The parlour door opened, and Harry came in. He looked white and stunned, but better than I had hoped. At least he did not look guilty – which was what I had feared. He held out a hand speechlessly to Celia and she ran into his arms.

‘John is himself again,’ he said to me over Celia’s head. ‘He could have chosen a better time to drink, but he is sober now.’

Celia disengaged herself, and poured him a cup of coffee. Harry dropped into his chair by the hearth, where the embers of last night’s fire still smouldered.

‘I have seen her,’ he said briefly. ‘She looks very peaceful.’

‘She was,’ Celia assured him. ‘She said nothing. She just smiled, and fell asleep.’

‘You were with her?’ he said surprised. ‘I thought it was Beatrice?’

‘No,’ said Celia, and I lowered my eyelids to hide the gleam of satisfaction at my magical luck. ‘Beatrice went to bed after she woke me. I was with your mama when she died.’

I raised my eyes and saw John standing in the doorway listening. He had thrown a dressing-gown over his soiled linen and his face and hair were clean and wet from the soaking Harry had given him. He looked alert and awake. I tensed like a rabbit scenting a stoat.

‘She had no more than the proper dose?’ he said. His speech was still slurred and his head was weaving like a fighter who has suffered too many blows to the head.

‘As you ordered,’ I said. ‘Celia did as you said.’

‘Celia?’ he said. His pale eyes squinted against the bright sunlight. He put up one dirty hand to shield his face from the bright light of the Wideacre sun. ‘I thought it was you who was there, last night.’

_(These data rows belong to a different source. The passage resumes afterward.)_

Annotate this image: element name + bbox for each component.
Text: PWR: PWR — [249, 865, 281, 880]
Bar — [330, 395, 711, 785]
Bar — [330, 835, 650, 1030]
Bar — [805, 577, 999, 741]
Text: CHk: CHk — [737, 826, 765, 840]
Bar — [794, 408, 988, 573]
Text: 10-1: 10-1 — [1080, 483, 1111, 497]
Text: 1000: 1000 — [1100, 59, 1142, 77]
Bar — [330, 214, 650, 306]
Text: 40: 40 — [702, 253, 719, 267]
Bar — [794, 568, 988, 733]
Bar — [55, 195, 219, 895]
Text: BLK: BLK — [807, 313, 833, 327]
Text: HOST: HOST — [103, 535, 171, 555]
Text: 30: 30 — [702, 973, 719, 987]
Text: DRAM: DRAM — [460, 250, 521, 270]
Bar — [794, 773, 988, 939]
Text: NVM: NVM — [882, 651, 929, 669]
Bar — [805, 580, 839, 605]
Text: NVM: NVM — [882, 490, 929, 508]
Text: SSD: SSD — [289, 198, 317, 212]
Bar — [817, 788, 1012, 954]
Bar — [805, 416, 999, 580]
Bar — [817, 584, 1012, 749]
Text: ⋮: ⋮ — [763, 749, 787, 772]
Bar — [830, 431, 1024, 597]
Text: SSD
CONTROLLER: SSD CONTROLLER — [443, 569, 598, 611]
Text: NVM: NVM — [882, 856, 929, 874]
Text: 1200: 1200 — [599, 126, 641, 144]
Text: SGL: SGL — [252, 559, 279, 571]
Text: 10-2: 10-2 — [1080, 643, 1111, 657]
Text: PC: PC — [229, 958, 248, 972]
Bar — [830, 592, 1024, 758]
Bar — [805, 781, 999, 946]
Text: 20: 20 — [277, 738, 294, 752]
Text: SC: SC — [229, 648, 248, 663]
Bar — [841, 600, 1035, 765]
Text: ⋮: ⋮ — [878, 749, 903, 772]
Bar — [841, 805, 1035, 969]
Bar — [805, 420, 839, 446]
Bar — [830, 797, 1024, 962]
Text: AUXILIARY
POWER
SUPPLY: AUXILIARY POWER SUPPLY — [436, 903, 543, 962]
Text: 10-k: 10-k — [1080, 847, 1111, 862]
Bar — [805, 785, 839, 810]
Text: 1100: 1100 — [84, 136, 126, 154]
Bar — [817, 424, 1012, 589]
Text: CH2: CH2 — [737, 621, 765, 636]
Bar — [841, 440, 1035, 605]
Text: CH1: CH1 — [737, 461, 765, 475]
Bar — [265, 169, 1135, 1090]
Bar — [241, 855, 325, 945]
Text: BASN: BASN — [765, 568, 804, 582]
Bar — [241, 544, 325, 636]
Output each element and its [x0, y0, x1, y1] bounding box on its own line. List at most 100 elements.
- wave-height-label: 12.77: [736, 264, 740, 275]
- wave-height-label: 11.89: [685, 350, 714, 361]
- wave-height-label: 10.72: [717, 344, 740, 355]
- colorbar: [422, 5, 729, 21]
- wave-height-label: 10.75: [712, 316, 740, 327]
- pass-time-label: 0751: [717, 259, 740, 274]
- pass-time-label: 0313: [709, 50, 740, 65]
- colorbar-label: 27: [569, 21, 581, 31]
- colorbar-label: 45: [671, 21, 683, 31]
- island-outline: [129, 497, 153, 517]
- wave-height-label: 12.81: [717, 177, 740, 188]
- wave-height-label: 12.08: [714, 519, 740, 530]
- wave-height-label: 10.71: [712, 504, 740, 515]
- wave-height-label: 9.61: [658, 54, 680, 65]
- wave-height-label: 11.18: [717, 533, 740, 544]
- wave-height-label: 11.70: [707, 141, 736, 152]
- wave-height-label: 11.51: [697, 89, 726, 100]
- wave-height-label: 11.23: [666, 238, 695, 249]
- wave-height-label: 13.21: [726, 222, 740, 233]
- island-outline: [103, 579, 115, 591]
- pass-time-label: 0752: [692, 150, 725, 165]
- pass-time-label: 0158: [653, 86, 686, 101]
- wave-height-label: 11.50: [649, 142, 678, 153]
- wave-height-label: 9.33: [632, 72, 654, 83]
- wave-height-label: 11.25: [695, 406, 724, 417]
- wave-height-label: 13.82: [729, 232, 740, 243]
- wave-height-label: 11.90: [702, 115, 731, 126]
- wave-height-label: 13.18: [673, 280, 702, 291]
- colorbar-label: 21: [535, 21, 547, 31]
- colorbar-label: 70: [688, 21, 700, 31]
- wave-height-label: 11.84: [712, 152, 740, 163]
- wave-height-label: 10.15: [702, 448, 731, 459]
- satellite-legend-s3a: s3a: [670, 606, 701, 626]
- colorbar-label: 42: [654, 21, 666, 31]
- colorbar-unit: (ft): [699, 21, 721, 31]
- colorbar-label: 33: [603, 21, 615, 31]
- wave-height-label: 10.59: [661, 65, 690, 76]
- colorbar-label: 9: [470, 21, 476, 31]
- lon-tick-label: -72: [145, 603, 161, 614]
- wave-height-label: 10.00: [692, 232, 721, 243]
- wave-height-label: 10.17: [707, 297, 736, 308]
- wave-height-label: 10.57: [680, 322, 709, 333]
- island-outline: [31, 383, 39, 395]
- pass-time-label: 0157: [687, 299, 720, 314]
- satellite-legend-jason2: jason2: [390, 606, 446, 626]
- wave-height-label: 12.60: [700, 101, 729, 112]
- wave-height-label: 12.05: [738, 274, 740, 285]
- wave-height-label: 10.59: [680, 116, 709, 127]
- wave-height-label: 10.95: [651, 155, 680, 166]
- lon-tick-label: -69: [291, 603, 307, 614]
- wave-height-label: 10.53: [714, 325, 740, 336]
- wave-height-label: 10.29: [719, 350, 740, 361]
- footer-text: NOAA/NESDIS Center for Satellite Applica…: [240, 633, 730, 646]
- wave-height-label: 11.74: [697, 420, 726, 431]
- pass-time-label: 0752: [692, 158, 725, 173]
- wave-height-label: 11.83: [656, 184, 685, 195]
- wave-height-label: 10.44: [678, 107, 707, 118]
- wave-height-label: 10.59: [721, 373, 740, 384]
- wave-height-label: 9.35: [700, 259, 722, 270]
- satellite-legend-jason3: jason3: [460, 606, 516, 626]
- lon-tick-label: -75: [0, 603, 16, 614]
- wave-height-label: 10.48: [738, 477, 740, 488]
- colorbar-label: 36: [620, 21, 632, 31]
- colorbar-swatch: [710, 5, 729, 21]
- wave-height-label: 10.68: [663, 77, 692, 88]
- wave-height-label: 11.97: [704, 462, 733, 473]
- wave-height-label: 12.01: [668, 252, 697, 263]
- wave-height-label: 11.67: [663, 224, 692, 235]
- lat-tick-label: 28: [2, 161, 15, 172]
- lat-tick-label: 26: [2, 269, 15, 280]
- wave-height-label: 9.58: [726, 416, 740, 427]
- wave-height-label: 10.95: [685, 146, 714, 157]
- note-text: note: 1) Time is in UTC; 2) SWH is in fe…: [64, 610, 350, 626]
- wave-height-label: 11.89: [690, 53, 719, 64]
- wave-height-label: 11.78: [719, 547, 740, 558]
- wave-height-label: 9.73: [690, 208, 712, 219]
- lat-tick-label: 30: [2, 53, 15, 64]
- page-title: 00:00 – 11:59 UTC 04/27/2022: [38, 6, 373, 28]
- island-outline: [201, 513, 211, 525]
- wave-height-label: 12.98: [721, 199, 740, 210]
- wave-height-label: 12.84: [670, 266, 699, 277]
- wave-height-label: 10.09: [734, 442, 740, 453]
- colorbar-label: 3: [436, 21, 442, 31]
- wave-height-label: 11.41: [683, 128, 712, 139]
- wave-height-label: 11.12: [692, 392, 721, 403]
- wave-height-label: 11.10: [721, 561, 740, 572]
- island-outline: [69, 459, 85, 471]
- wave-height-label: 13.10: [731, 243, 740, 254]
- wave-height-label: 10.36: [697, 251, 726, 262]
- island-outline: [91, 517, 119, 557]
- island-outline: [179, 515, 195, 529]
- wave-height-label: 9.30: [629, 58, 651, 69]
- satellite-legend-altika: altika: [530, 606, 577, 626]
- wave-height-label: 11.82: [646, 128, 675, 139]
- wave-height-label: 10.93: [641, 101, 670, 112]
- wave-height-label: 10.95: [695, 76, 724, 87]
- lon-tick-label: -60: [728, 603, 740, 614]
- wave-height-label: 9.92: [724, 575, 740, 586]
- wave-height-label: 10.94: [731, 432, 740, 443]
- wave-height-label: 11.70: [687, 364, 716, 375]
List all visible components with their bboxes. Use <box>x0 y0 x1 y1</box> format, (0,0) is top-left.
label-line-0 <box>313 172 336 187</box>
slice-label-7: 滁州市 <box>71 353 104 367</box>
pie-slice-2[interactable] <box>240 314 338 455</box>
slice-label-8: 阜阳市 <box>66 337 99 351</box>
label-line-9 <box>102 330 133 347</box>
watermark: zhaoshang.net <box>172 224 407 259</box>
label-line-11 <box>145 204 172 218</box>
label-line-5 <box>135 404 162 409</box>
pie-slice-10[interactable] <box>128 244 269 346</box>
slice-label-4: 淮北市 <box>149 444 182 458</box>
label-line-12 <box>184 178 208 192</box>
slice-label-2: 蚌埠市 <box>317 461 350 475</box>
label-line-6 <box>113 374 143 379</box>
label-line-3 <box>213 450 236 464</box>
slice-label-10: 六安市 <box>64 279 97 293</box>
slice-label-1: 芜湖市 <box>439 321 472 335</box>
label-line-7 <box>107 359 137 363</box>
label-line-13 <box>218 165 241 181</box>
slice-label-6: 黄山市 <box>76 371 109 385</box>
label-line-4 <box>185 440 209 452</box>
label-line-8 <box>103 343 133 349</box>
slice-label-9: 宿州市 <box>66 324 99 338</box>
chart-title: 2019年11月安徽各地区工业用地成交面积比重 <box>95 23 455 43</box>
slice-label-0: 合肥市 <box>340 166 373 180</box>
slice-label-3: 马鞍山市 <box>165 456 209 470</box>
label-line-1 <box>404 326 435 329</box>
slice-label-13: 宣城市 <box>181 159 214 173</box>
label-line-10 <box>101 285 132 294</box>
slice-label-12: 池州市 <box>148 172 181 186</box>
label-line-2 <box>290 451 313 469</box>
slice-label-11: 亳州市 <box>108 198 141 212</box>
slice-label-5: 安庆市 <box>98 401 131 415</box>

‘Get to bed, man,’ said Harry coldly. ‘You’re still half foxed. You left Beatrice and me to nurse her, then Celia took my place. You yourself were little help.’

John stumbled to a chair near the door and stared at the floor.

‘Four drops,’ he said eventually. ‘Four drops, four-hourly; that should not have been too much.’

‘I don’t know in the least what you’re talking about,’ I said, and my voice was like a sharp stone skimmed over a frozen river. ‘You gave me a phial and told me to give it to her. Celia did so, and then she died. Are you telling us now you made a mistake?’

John squinted at me through his sandy lashes as if he was trying to see something in his memory that had escaped him.

‘I don’t make mistakes with medicines,’ he said flatly, holding on to that one certainty.

‘Then no mistake was made,’ said Harry impatiently. ‘And now get to bed. Mama has just died. You should show some respect.’

‘Sorry,’ said John inadequately. He stumbled as he rose to his feet. Harry, resigned, went to support him and nodded me to his other arm.